Это была последняя информация, сообщенная Бабеттой. Разумеется, все сказанное я не мог подкрепить никакими доказательствами. Но это не имело ни малейшего значения. Батисти этого не знал. Я завел его туда, где он не ожидал оказаться. На открытую местность.
— То, что она вышла за Эмиля, была глупость. Но дети же нас не слушают. Я никак не мог завалить братьев Поли.
Ощущение прохлады исчезло. Мне не терпелось смыться отсюда, оказаться в моей лодке в открытом море. Море и тишина. Все человечество проходило у меня перед глазами. Все эти истории были бесконечно малой величиной глупости мира. В большом масштабе это вызывало войны, кровавые бойни, геноцид, фанатизм, диктатуры. Можно подумать, что первый человек, придя в мир, дал так себя измордовать, что проникся ненавистью. Если бог существует, то мы все — сукины дети.
— Благодаря Симоне они держат тебя в руках, да?
— Многие годы Дзукка был просто бухгалтером. Его делом были цифры, а не оружие. Война кланов, разборки его не касались. Более того, он набирал очки. Мафия искала нужного человека в Марселе, и они выбрали партнером Дзукку. Свои дела он вел очень хорошо. Как директор предприятия. В последние годы он и был им. Бизнесменом. Если ты знаешь…
— Я не хочу знать. Меня это не интересует. Я уверен, что меня от этого стошнит.
— Понимаешь, дела лучше было проворачивать с ним, чем с братьями Поли. Они только кустари. У них нет размаха. Я думаю, что рано или поздно Дзукка их устранил бы. Они становились слишком шумными. Особенно с тех пор, как попали под влияние Морвана и Веплера.
Они думают, что им удастся очистить Марсель. Они мечтают придать город огню. О великом хаосе, который начнется в Северных кварталах. Этим занимается Веплер. Они опираются на наркодилеров и их связи. Они должны поднять давление у молодых. Похоже, молодежь уже разогрели.

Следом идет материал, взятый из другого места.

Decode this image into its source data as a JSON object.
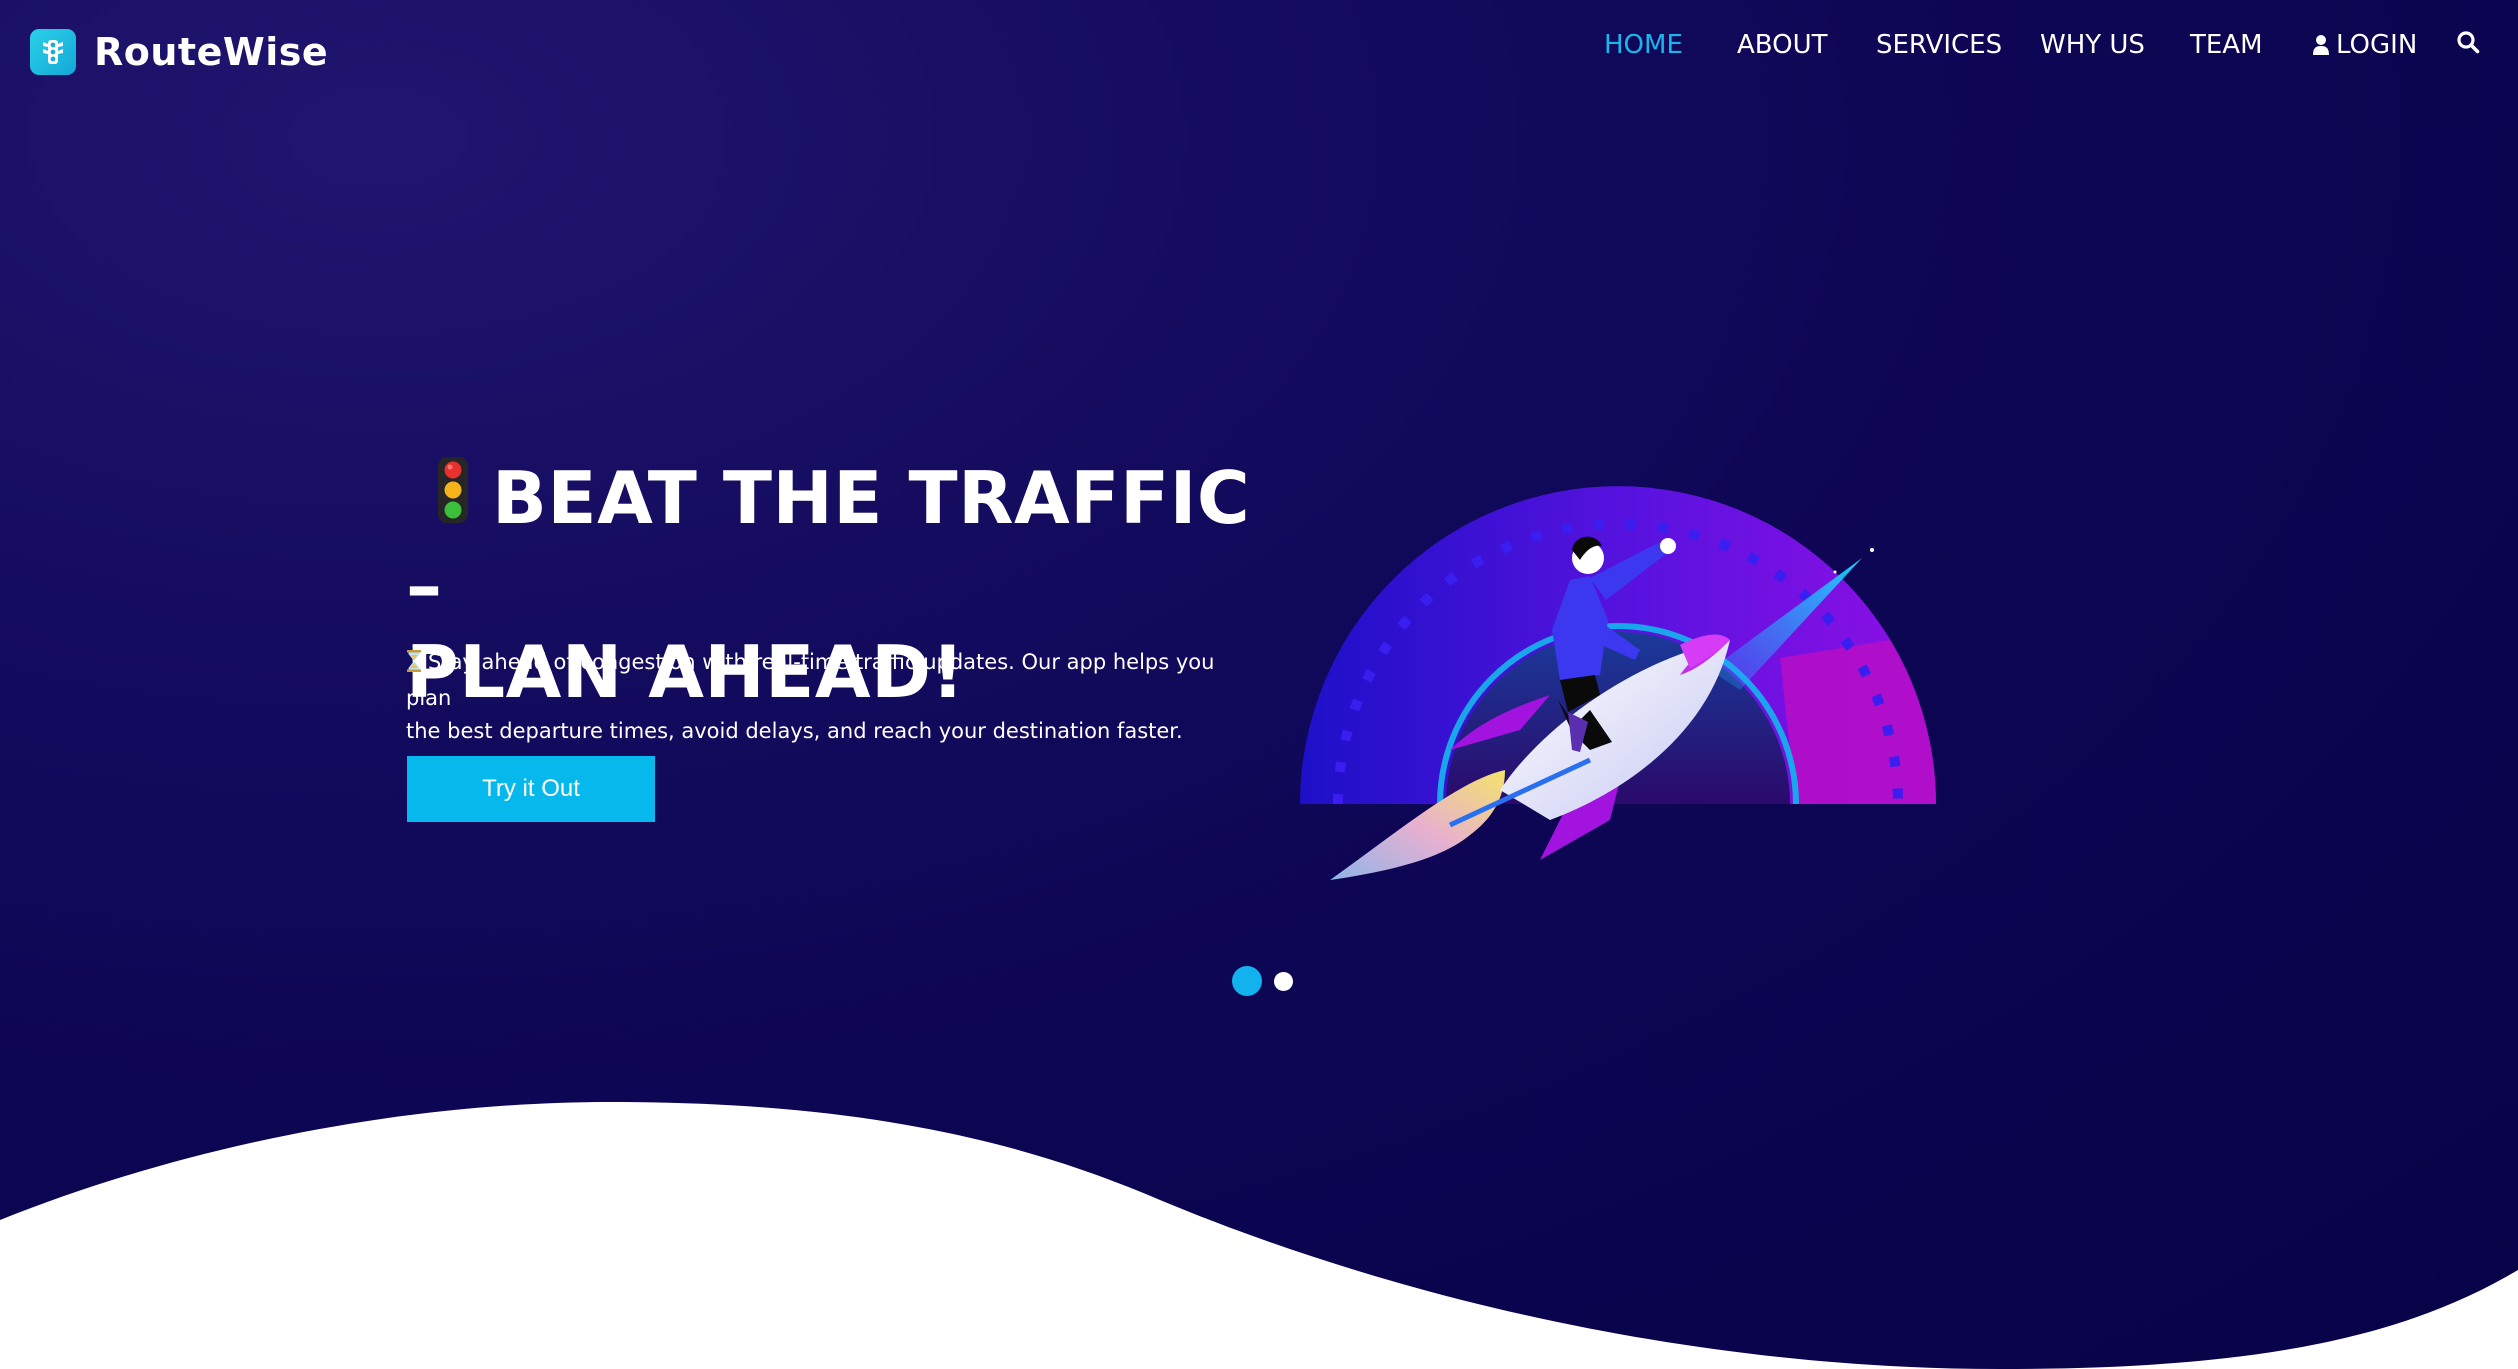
{
  "brand": {
    "name": "RouteWise",
    "icon": "traffic-light-icon",
    "icon_color": "#1fbfe0"
  },
  "nav": {
    "items": [
      {
        "label": "HOME",
        "active": true
      },
      {
        "label": "ABOUT",
        "active": false
      },
      {
        "label": "SERVICES",
        "active": false
      },
      {
        "label": "WHY US",
        "active": false
      },
      {
        "label": "TEAM",
        "active": false
      }
    ],
    "login_label": "LOGIN",
    "login_icon": "user-icon",
    "search_icon": "search-icon"
  },
  "hero": {
    "title_line1": "BEAT THE TRAFFIC –",
    "title_line2": "PLAN AHEAD!",
    "title_icon": "traffic-light-icon",
    "description_line1": "Stay ahead of congestion with real-time traffic updates. Our app helps you plan",
    "description_line2": "the best departure times, avoid delays, and reach your destination faster.",
    "description_icon": "hourglass-icon",
    "cta_label": "Try it Out"
  },
  "carousel": {
    "slide_count": 2,
    "active_index": 0
  },
  "colors": {
    "background": "#0c0552",
    "accent": "#06b8ec",
    "nav_active": "#1ab5ea",
    "text": "#ffffff"
  }
}
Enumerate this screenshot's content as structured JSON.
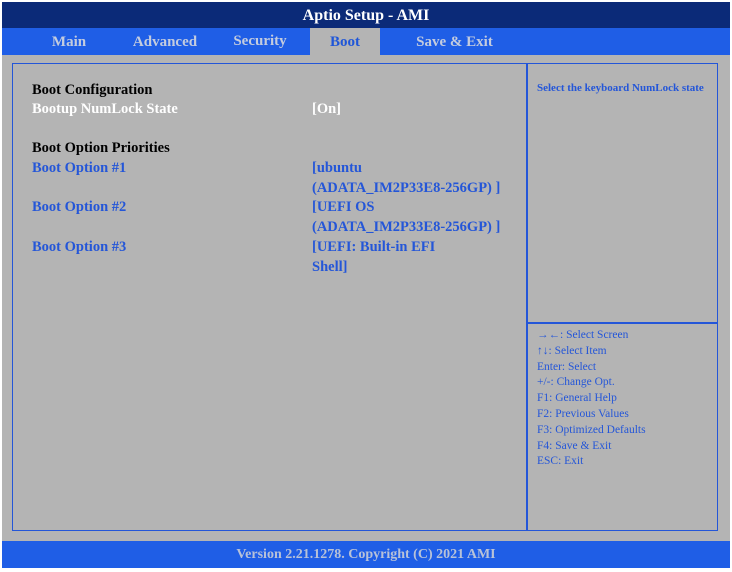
{
  "title": "Aptio Setup  - AMI",
  "tabs": [
    "Main",
    "Advanced",
    "Security",
    "Boot",
    "Save & Exit"
  ],
  "active_tab": "Boot",
  "main": {
    "boot_config_heading": "Boot Configuration",
    "numlock_label": "Bootup NumLock State",
    "numlock_value": "[On]",
    "priorities_heading": "Boot Option Priorities",
    "options": [
      {
        "label": "Boot Option #1",
        "value_line1": "[ubuntu",
        "value_line2": "(ADATA_IM2P33E8-256GP) ]"
      },
      {
        "label": "Boot Option #2",
        "value_line1": "[UEFI OS",
        "value_line2": "(ADATA_IM2P33E8-256GP) ]"
      },
      {
        "label": "Boot Option #3",
        "value_line1": "[UEFI: Built-in EFI",
        "value_line2": "Shell]"
      }
    ]
  },
  "help_text": "Select the keyboard NumLock state",
  "keys": [
    "→←: Select Screen",
    "↑↓: Select Item",
    "Enter: Select",
    "+/-: Change Opt.",
    "F1: General Help",
    "F2: Previous Values",
    "F3: Optimized Defaults",
    "F4: Save & Exit",
    "ESC: Exit"
  ],
  "footer": "Version 2.21.1278. Copyright (C) 2021 AMI"
}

С одного конца насилие. С другого — страх и расизм. Благодаря этому они надеялись, что их дружков — фашистов изберут в мэрию. И они окажутся в полном порядке. Как во времена Сабиани, всемогущего заместителя, друга Карбоне и Спирито, до войны двух крупных заправил марсельского воровского мира. Они смогут безнаказанно обделывать все свои делишки. Они одолеют итальянцев. Им уже виделось, как они захватывают все деньги Дзукки.
Я наслушался всего этого настолько, чтобы испытать отвращение на века. К счастью, я умру раньше! Ну и что я мог поделать со всем этим! Ничего. Я не мог представить себе, что заберу Батисти и заставлю его рассказать обо всем у Лубэ. Никого из них я ни в чем не мог обвинить. Обвинение было предъявлено Муррабеду. Последнему в списке. Арабу. Заранее назначенной жертве. Как всегда. Бабетта из этого не сумела бы наскрести материала на статью. У нее были жесткие этические правила. Факты, ничего кроме фактов. Поэтому она и завоевала себе имя в прессе.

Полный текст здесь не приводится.